Reporting on loans (Jan 2026) and short activities (Dec 2025)

  • Securities Lending Transparency Rule 10c-1a requires the reporting of lending transactions to a registered national securities association (FINRA) to increase transparency of lending information in the market.  This rule was adopted October 2023 and covered persons are expected to begin reporting transactions to FINRA in January 2026.  On Jan 2nd 2025, the SEC approved  FINRA Rule 6500 (the SLATE Rules), which establishes the Securities Lending and Transparency Engine (SLATE) , a new facility for the reporting and dissemination of information about certain securities loans.  The rule is designed to increase transparency to investors, however, the rule has an ongoing legal challenge by trade associations representing the industry in the U.S. Court of Appeals for the Fifth Circuit.  The challenges are that the cost outweighs the benefits and that the target info should not be shared publicly.  The outcome of this legal challenge has not yet been determined.
  • SEC Rule to increase transparency into short selling, Rule 13f-2 and new form SHO is designed to provide greater transparency through the publication of short sale-related data to investors and other market participants.  Under this rule, investment managers that meet certain thresholds are required to report, on a monthly basis using Form SHO, specified short position data and short activity for equity securities.  The rule was adopted in October 2023  and went into effect on January 2, 2025.  However, this rule, too, has an ongoing legal challenge by trade associations representing the industry in the U.S. Court of Appeals for the Fifth Circuit.  The challenges are that the cost outweighs the benefits and there was no consideration of how this rule interacts with other rules, such as the securities lending transparency rule.  The outcome of this legal challenge has not yet been determined.

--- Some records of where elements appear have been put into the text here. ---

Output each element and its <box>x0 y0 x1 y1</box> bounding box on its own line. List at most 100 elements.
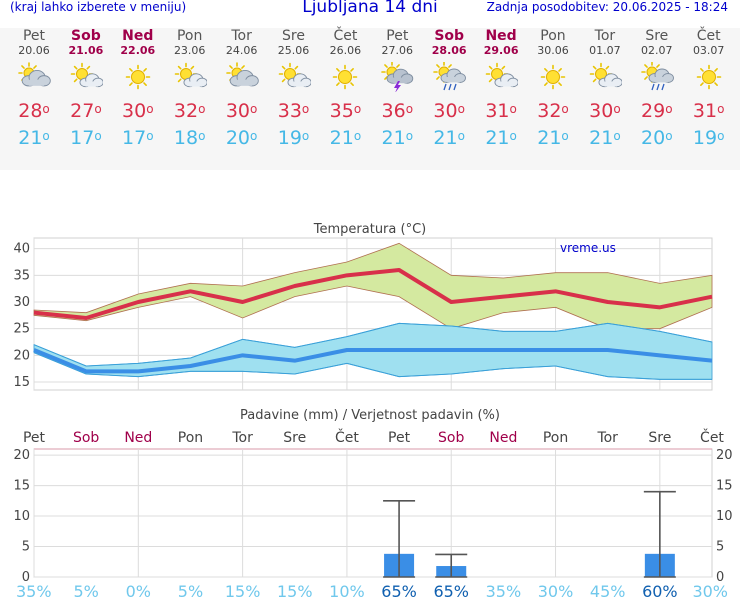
forecast-day: Ned 29.06 31o 21o <box>475 28 527 149</box>
degree-symbol: o <box>94 102 102 116</box>
x-tick-label: Sre <box>648 430 671 446</box>
degree-symbol: o <box>146 102 154 116</box>
forecast-day: Čet 26.06 35o 21o <box>319 28 371 149</box>
partly-cloudy-icon <box>18 62 51 87</box>
sun-icon <box>125 64 151 90</box>
last-update-label: Zadnja posodobitev: 20.06.2025 - 18:24 <box>486 0 728 14</box>
sun-rain-icon <box>640 62 674 91</box>
day-date: 30.06 <box>537 44 569 57</box>
precipitation-probability-label: 5% <box>73 582 98 600</box>
x-tick-label: Pon <box>543 430 568 446</box>
degree-symbol: o <box>146 129 154 143</box>
forecast-day: Sre 02.07 29o 20o <box>631 28 683 149</box>
sun-cloud-icon <box>278 62 311 88</box>
day-name: Pet <box>386 28 409 44</box>
y-tick-label-right: 5 <box>716 540 724 555</box>
max-temperature-value: 30 <box>122 100 147 122</box>
max-temperature: 32o <box>164 100 216 122</box>
forecast-day: Ned 22.06 30o 17o <box>112 28 164 149</box>
min-temperature: 18o <box>164 127 216 149</box>
x-tick-label: Pet <box>388 430 411 446</box>
thunderstorm-icon <box>381 62 414 92</box>
degree-symbol: o <box>509 102 517 116</box>
precipitation-probability-label: 35% <box>16 582 52 600</box>
y-tick-label-right: 20 <box>716 448 733 463</box>
day-name: Pet <box>22 28 46 44</box>
degree-symbol: o <box>613 129 621 143</box>
y-tick-label-right: 10 <box>716 509 733 524</box>
precipitation-probability-label: 45% <box>590 582 626 600</box>
min-temperature: 21o <box>579 127 631 149</box>
max-temperature-value: 35 <box>329 100 354 122</box>
precipitation-probability-label: 0% <box>126 582 151 600</box>
forecast-day: Sob 28.06 30o 21o <box>423 28 475 149</box>
y-tick-label: 40 <box>13 242 30 257</box>
min-temperature-value: 18 <box>173 127 199 149</box>
max-temperature: 29o <box>631 100 683 122</box>
sun-cloud-icon <box>70 62 103 88</box>
x-tick-label: Ned <box>489 430 517 446</box>
min-temperature: 21o <box>8 127 60 149</box>
precipitation-probability-label: 60% <box>642 582 678 600</box>
degree-symbol: o <box>457 102 465 116</box>
degree-symbol: o <box>94 129 102 143</box>
min-temperature-value: 17 <box>122 127 147 149</box>
degree-symbol: o <box>353 102 362 116</box>
day-date: 20.06 <box>18 44 50 57</box>
min-temperature: 17o <box>60 127 112 149</box>
day-date: 02.07 <box>641 44 673 57</box>
max-temperature-value: 28 <box>18 100 43 122</box>
day-name: Sre <box>645 28 669 44</box>
min-temperature: 21o <box>423 127 475 149</box>
x-tick-label: Ned <box>124 430 152 446</box>
precipitation-probability-label: 65% <box>381 582 417 600</box>
day-name: Pon <box>176 28 203 44</box>
min-temperature-value: 21 <box>329 127 354 149</box>
precipitation-probability-label: 15% <box>277 582 313 600</box>
sun-icon <box>696 64 721 90</box>
degree-symbol: o <box>250 102 258 116</box>
min-temperature: 19o <box>268 127 320 149</box>
min-temperature: 19o <box>683 127 735 149</box>
min-temperature-value: 21 <box>485 127 510 149</box>
degree-symbol: o <box>301 102 310 116</box>
day-date: 29.06 <box>483 44 519 57</box>
min-temperature: 21o <box>371 127 423 149</box>
y-tick-label: 15 <box>13 375 30 390</box>
max-temperature-value: 32 <box>173 100 199 122</box>
forecast-day: Pon 23.06 32o 18o <box>164 28 216 149</box>
degree-symbol: o <box>665 129 673 143</box>
watermark: vreme.us <box>560 241 616 255</box>
day-name: Tor <box>231 28 252 44</box>
degree-symbol: o <box>561 129 569 143</box>
min-temperature-value: 19 <box>692 127 718 149</box>
precipitation-probability-label: 10% <box>329 582 365 600</box>
degree-symbol: o <box>42 129 50 143</box>
precipitation-probability-label: 30% <box>538 582 574 600</box>
sun-icon <box>333 64 358 90</box>
x-tick-label: Sob <box>438 430 464 446</box>
y-tick-label: 25 <box>13 322 30 337</box>
header-location-hint[interactable]: (kraj lahko izberete v meniju) <box>10 0 187 14</box>
min-temperature: 21o <box>527 127 579 149</box>
sun-rain-icon <box>433 62 467 91</box>
y-tick-label-left: 20 <box>13 448 30 463</box>
max-temperature: 30o <box>579 100 631 122</box>
max-temperature-value: 30 <box>589 100 614 122</box>
min-temperature: 21o <box>475 127 527 149</box>
degree-symbol: o <box>509 129 517 143</box>
forecast-day: Pet 27.06 36o 21o <box>371 28 423 149</box>
min-temperature-value: 20 <box>641 127 666 149</box>
min-temperature-value: 19 <box>277 127 302 149</box>
max-temperature: 35o <box>319 100 371 122</box>
max-temperature: 36o <box>371 100 423 122</box>
x-tick-label: Pon <box>178 430 203 446</box>
max-temperature: 30o <box>112 100 164 122</box>
min-range-upper-line <box>33 322 713 367</box>
max-temperature-value: 29 <box>641 100 666 122</box>
max-temperature: 31o <box>683 100 735 122</box>
degree-symbol: o <box>353 129 362 143</box>
min-temperature: 20o <box>216 127 268 149</box>
y-tick-label-left: 10 <box>13 509 30 524</box>
max-temperature: 31o <box>475 100 527 122</box>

Financial Data Transparency Act – FDTA

  • FDTA was signed into law 2022 and published in the Federal Register August 2024, with a comment period that ended October, 2024.  The FDTA directs nine federal agencies to promote the interoperability of financial regulatory data with the intention to make this data more accessible, uniform and useful to investors.  The most common identifiers proposed in the Act are:
    • Legal Entity Identifier (LEI)
    • Unique Product Identifier (UPI)
    • Classification of Financial Instruments (CFI)
    • Financial Instrument Global Identifier (FIGI)
    • The most troubling of these for U.S. Custodians is the adoption of Bloomberg’s FIGI as a common financial instrument identifier conflicting with CUSIP/ISIN.  This is because of the lack of a cost/benefit analysis and the numerous operational challenges that would potentially have to be managed with the switch to a single security identifier for regulatory reporting.  There is also clarity needed on the open-source nature of FIGI and the information readily available.  Multiple financial services industry associations have submitted comment letters to the federal agencies and it is unclear how this Act will move forward under the new administration.